Our selection of the best new music across a range of genres from the week ending 29 April 2022.
Emotional Eternal, the third studio album from Melody’s Echo Chamber, is a deeply human collection of songs full of prolonged moments of sonic transcendence – a record that clearly exhibits its maturity but still regards the world with a childlike wonder. Having swapped Paris for the clean air of the Alps, the woman behind MEC, Melody Prochet, hopes “the record has that uplifting quality. I made some big and impactful decisions and changes to my life. It took me to where it is peaceful, and I think the record reflects this.”
Born from ten-hour jam sessions in peeling Brighton bedsits, the technical parameters of a bootstrap recording process and the osmotic, multi-genre influence of internet music archives, quintet Ebi Soda have been steady-cultivating a unique sound amidst the exploding UK jazz scene. Honk If You’re Sad, their sophomore full-length album (after 2020’s Ugh), stays true to these foundations, while bringing more ambitious experimentation, technical mastery and a stellar lineup of guest players to the studio including Yazz Ahmed, Deji Ijishakin and Dan Gray.
Sofi Tukker have taken over the world with their intoxicating, glossy mixture of striking electro-pop with global influences that always takes dazzling and unexpected turns, leaving the listener on the edge of their seat if not lifting them off of it. Their new album Wet Tennis, the follow up to their twice Grammy nominated debut, is out now via Ultra/Sony Music. The album is a celebration of self-empowerment, owning your right to pleasure, and liberating yourself from outside constraints. The title itself is an acronym: When Everyone Tries to Evolve, Nothing Negative Is Safe. It’s about leaving behind lesser fears and vices in favour of pursuing joy. Whatever challenges the duo face throughout the album, it isn’t long before they return to defiant positivity; it’s a story of ecstasy undoing human error, of delight outdoing our inevitable fallibility.
Lola Kirke’s sophomore album Lady for Sale is out now. The album showcases Kirke’s country-twinged vocals alongside a brightly colored candy shop of glam-twang guitar riffs, department store TV commercial synth stylings, and swooping, lilting, unabashedly feminine background vocals. The album channels a high-spirited insouciance that feels invigorating and familiar, decidedly more easy-going and fun-loving than what we’ve come to expect from its genre (and the world in general) in recent years.

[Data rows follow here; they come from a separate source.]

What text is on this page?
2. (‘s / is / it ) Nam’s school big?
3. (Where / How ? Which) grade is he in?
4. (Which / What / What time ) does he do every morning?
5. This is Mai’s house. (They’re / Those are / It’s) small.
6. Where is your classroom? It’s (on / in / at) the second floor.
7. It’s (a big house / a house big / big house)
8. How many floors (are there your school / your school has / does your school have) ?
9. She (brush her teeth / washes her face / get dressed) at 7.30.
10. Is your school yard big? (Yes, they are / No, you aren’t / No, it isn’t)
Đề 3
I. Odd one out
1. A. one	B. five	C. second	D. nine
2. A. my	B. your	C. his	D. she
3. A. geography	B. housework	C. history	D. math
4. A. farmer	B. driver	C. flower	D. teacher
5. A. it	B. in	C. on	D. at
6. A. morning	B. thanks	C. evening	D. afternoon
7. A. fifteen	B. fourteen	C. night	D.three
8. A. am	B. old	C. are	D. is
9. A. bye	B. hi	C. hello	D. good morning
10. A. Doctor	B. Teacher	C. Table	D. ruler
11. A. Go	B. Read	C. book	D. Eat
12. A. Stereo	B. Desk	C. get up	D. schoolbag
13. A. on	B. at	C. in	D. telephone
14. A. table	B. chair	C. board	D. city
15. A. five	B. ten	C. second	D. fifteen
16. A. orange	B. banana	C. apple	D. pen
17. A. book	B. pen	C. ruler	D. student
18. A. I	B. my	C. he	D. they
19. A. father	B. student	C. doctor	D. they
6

Part Jimi Hendrix, part James Brown and all New Orleans, Troy “Trombone Shorty” Andrews is the bandleader and frontman of Trombone Shorty & Orleans Avenue, a hard-edged funk band that employs brass-band beats, rock dynamics and improvisation in a jazz tradition. NPR hailed him as “New Orleans’ brightest new star in a generation,” and New York Magazine wrote that “Trombone Shorty takes in a century-plus worth of sounds—ragtime and jazz and gospel and soul and R&B and hip-hop—and attacks everything he plays with festive fervor.” His new album, Lifted, is the follow-up to his acclaimed Parking Lot Symphony (2017).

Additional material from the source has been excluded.